The Alliance labored under one burden for nearly two decades: the voluntary nature of membership in the Alliance. For roughly two decades, Barnett spent much time and effort driving around the province over rough roads in an open Ford visiting schools and signing up teachers as members of the Alliance, earning him the esteem and admiration of his colleagues. The social conditions were such that many teachers were happy to join the fledgling Alliance. Chalmers (1976, 1) notes that, by 1921, two-thirds of the province's teachers had joined the Alliance.
In 1918, in the face of a teacher shortage, the minister of education set minimum annual wages for teachers at $840, a salary that remained in force until 1943 (Chalmers 1968, 141). In practice, boards sometimes circumvented this guideline and paid teachers even less.

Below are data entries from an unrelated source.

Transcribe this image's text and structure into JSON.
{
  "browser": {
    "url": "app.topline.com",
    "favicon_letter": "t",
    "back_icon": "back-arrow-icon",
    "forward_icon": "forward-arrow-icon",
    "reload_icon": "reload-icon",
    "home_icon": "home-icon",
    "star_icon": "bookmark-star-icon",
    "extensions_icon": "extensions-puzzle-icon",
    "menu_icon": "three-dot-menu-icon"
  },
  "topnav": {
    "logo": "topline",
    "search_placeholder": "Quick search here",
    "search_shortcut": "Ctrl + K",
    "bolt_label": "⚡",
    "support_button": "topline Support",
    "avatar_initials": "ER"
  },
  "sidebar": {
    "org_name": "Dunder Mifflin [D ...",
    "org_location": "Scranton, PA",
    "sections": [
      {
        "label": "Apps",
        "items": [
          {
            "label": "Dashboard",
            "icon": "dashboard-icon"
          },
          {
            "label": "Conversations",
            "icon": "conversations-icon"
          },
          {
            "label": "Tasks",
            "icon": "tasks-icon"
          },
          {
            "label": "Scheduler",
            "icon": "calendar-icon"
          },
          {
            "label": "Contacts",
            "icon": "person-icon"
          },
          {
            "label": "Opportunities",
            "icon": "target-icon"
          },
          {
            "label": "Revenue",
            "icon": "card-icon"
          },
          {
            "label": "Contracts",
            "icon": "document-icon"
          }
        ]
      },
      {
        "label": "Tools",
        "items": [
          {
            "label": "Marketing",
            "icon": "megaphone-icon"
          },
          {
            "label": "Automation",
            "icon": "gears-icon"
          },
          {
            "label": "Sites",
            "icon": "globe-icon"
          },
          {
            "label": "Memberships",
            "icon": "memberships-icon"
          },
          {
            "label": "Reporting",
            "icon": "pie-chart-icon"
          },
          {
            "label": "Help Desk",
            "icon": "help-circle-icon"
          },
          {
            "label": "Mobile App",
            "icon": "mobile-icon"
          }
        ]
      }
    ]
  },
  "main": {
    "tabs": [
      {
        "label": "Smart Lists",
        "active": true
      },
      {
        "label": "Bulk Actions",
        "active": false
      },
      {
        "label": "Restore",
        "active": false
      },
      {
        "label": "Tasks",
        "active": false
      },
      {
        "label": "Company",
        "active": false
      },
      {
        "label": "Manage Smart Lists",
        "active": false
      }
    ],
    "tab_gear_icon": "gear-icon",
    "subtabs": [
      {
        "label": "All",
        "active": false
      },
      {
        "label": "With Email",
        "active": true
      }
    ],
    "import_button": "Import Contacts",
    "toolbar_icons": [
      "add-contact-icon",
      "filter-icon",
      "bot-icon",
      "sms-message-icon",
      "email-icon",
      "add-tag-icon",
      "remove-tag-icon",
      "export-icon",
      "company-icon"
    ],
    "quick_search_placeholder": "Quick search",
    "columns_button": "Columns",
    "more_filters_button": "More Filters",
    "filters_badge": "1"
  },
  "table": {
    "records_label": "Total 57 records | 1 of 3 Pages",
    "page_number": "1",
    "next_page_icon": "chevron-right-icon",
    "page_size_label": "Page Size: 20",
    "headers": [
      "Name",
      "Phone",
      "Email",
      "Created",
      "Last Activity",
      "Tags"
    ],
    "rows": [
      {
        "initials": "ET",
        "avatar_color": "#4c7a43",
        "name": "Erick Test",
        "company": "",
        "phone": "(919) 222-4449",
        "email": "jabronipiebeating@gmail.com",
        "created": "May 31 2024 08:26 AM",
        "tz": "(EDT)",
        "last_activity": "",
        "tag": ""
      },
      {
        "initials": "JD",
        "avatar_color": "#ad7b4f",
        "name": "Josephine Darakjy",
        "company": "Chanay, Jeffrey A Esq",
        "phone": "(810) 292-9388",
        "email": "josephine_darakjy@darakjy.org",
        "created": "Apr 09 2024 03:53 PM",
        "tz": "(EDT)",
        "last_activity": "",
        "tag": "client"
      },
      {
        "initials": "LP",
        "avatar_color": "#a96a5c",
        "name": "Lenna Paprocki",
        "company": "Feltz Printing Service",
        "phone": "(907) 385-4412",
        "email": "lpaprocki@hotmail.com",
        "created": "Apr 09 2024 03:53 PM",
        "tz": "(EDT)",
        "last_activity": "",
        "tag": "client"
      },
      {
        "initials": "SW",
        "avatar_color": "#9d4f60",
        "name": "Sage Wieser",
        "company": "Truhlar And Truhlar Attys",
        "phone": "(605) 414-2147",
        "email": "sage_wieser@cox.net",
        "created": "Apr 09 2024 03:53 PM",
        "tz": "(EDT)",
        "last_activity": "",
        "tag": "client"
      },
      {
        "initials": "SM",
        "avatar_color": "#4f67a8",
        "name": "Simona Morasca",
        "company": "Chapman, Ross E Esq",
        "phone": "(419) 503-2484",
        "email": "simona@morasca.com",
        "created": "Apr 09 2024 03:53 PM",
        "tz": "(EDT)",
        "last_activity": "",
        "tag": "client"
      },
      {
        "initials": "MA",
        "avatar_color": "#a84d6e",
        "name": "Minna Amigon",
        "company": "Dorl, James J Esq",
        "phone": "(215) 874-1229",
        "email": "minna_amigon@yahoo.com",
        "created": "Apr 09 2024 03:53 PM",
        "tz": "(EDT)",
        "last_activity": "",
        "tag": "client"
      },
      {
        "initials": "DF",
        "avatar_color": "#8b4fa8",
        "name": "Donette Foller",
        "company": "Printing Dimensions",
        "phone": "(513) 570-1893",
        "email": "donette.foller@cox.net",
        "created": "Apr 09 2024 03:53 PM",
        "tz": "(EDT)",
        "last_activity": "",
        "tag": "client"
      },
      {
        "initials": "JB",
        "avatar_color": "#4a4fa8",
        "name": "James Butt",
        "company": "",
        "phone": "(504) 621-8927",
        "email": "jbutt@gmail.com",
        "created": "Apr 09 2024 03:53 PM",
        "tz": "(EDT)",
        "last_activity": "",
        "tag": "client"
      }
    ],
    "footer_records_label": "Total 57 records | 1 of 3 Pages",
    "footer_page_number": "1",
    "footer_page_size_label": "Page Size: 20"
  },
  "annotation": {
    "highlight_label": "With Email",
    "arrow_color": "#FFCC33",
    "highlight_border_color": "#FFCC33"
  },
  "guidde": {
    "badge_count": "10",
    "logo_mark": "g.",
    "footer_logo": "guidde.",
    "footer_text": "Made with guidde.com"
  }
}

The formation of the Alberta Teachers’ Alliance constituted a revolt against the educational establishment of the day. Some school inspectors were suspicious of the upstart organization, while some school trustees feared that the Alliance would bring about an increase in teachers’ salaries and a concomitant increase in the rates of school taxation. Minister of Education George P Smith expressed strong disapproval of the Alliance when he addressed the convention of the ASTA in 1919 (Chalmers 1967). Nevertheless, the founding of the Alliance was to have significant consequences for public schooling in Alberta in subsequent decades.
Summary
What distinguished the period of the Great War was its expression of loyalty to the Empire and its embodiment of a sense of patriotism. Alberta’s economy and population were predominantly rural. During the war, Alberta’s agricultural economy prospered. World War I, though fought in faraway Europe, brought social upheaval to Alberta. This upheaval was embodied perhaps most clearly in the women's suffrage movement. World War I also revealed some shortcomings in Alberta’s approach to teacher preparation. Teacher shortages would become an intermittent feature of public schooling in Alberta. Many Alberta teachers were treated as little better than hired hands. Amid the ferment of changing social sentiments, teachers’ aspirations took a clear direction. Despite the hardships of wartime—and perhaps because of them—teachers during this period founded the Alberta Teachers’ Alliance, a voluntary organization concerned with the welfare and professional ambitions of teachers.